In this form, you must specify a custom image that includes the Kale component. Specify the custom image: gcr.io/arrikto-public/tensorflow-1.14.0-notebook-cpu:kubecon-workshop.
Add a new data volume, as shown in Figure 4, then hit Launch.
Once it is ready, you can connect to the notebook server that you just created. The new notebook server gets you to the main JupyterLab portal, which includes Kubeflow’s Kale extension.
An example notebook
We will use a very simple notebook based on this example. The notebook predicts whether a house value is below or above average house values. For this demonstration, we simplified the notebook and prepared it for a pipeline. You can download the converted notebook from GitHub.
Tasks in this notebook include downloading the house-prediction data, preparing the data, and creating a neural network with three layers that can predict the value of a given house. At this point, the example notebook looks like a normal notebook, and you can run the cells to ensure that they are working.
To enable Kale in the notebook, click on the Kubeflow icon on the left-side menu bar and click Enable. You should see something similar to the screenshot in Figure 5.
You can specify the role for each cell by clicking the Edit button on the top-right corner of each cell. As shown in Figure 5, we have an imports section and a prepdata pipeline step, as well as a trainmodel pipeline step (not shown) that depends on prepdata step. Name the experiment and the pipeline, then click Compile and Upload.

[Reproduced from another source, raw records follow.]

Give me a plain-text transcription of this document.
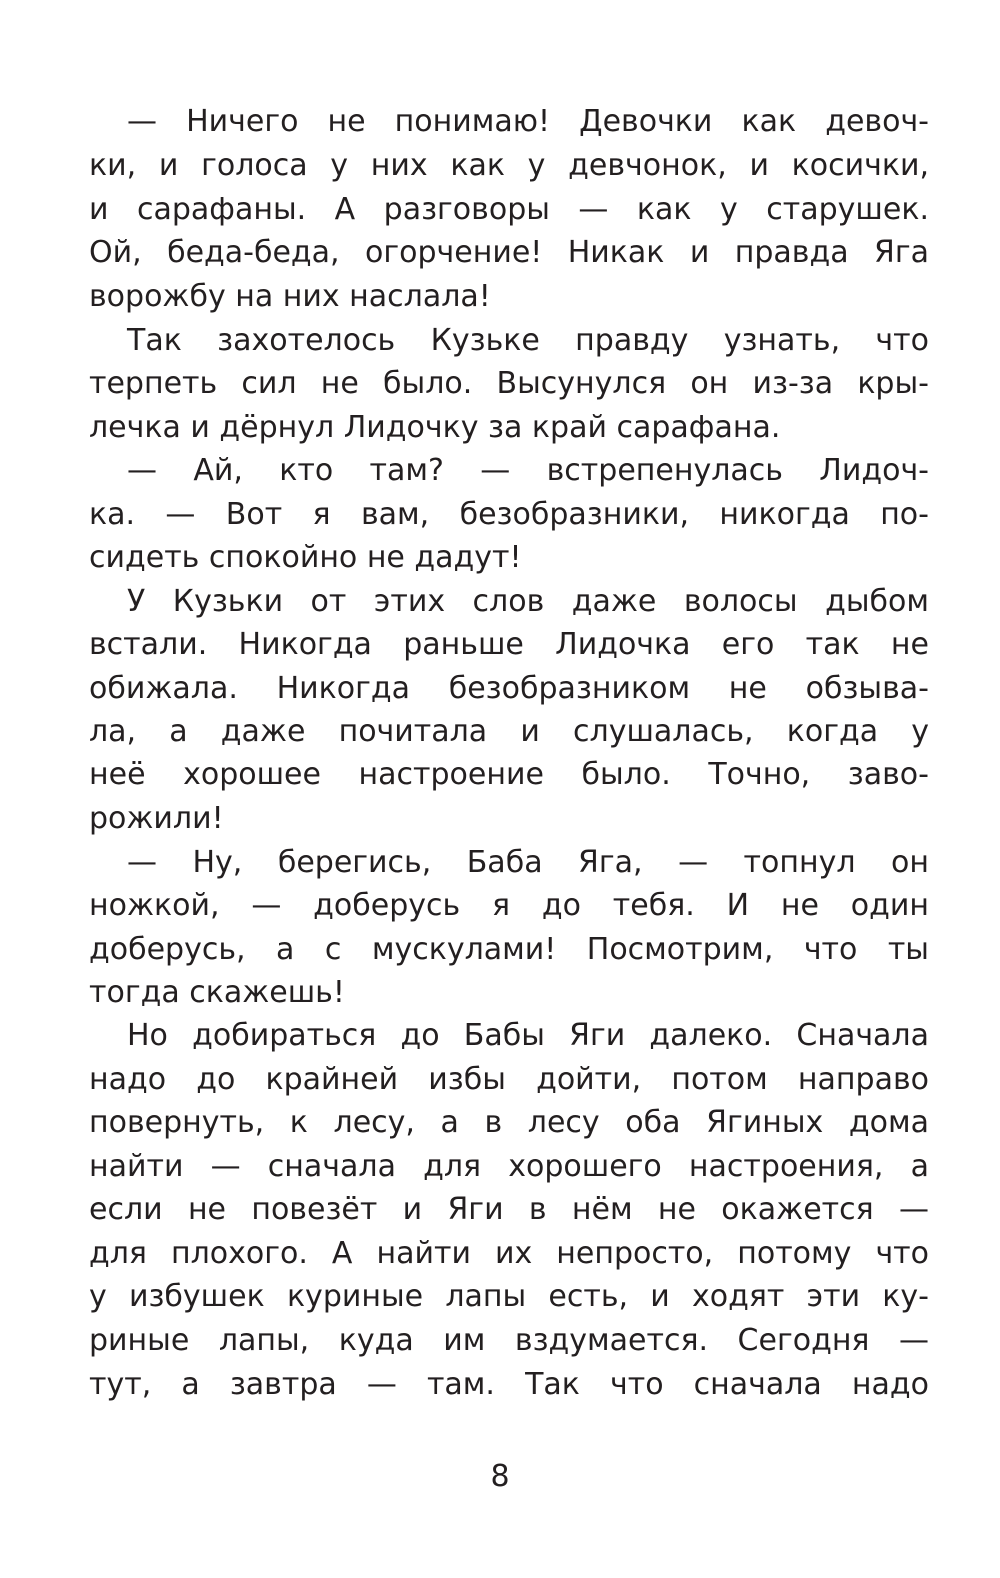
— Ничего не понимаю! Девочки как девоч-
ки, и голоса у них как у девчонок, и косички,
и сарафаны. А разговоры — как у старушек.
Ой, беда-беда, огорчение! Никак и правда Яга
ворожбу на них наслала!
Так захотелось Кузьке правду узнать, что
терпеть сил не было. Высунулся он из-за кры-
лечка и дёрнул Лидочку за край сарафана.
— Ай, кто там? — встрепенулась Лидоч-
ка. — Вот я вам, безобразники, никогда по-
сидеть спокойно не дадут!
У Кузьки от этих слов даже волосы дыбом
встали. Никогда раньше Лидочка его так не
обижала. Никогда безобразником не обзыва-
ла, а даже почитала и слушалась, когда у
неё хорошее настроение было. Точно, заво-
рожили!
— Ну, берегись, Баба Яга, — топнул он
ножкой, — доберусь я до тебя. И не один
доберусь, а с мускулами! Посмотрим, что ты
тогда скажешь!
Но добираться до Бабы Яги далеко. Сначала
надо до крайней избы дойти, потом направо
повернуть, к лесу, а в лесу оба Ягиных дома
найти — сначала для хорошего настроения, а
если не повезёт и Яги в нём не окажется —
для плохого. А найти их непросто, потому что
у избушек куриные лапы есть, и ходят эти ку-
риные лапы, куда им вздумается. Сегодня —
тут, а завтра — там. Так что сначала надо
8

For now, we will just create the pipeline and defer running it until later. When you get an Okay message, head over to the main Kubeflow portal and select Pipelines. The first pipeline listed is the Kale-generated pipeline. If you click on it, you should see the pipeline details shown in Figure 6.
Adjusting the pipeline
You can explore the code and see the different steps in the pipeline. This is a generated pipeline that assumes the underlying Argo is using a docker container. As a result, this pipeline will not run on OpenShift, which uses a CRI-O container engine and the
k8sapi executor for Argo.
Also, note that the container image that is used for each step requires root permissions, so we had to give root privileges to the service account running the workflow (
oc adm policy add-role-to-user admin system:serviceaccount:namespace:default-editor). Obviously, this method of running containers on OpenShift is not advised. In the future, we hope to change the container so that it does not require root privileges.
You can download the adjusted pipeline and a volume YAML resource from GitHub. Create the volume before uploading and running the adjusted pipeline, which is shown in Figure 7.
Note: This adjustment does not change the containers themselves. Instead, the pipeline structure, permissions, and added volumes were changed.
In this article, you learned how to install Kubeflow on OpenShift using the Open Data Hub Operator, and we explored using Kubeflow’s Kale extension to convert notebooks to pipelines. Moving code from notebooks to pipelines is a critical step in the artificial intelligence and machine learning (AI/ML) end-to-end workflow, and there are multiple technologies addressing this issue. While these conversion tools might be immature and in development, we see great potential and room for improvement. Please join our Open Data Hub community and contribute to developing AI/ML end-to-end technologies on OpenShift.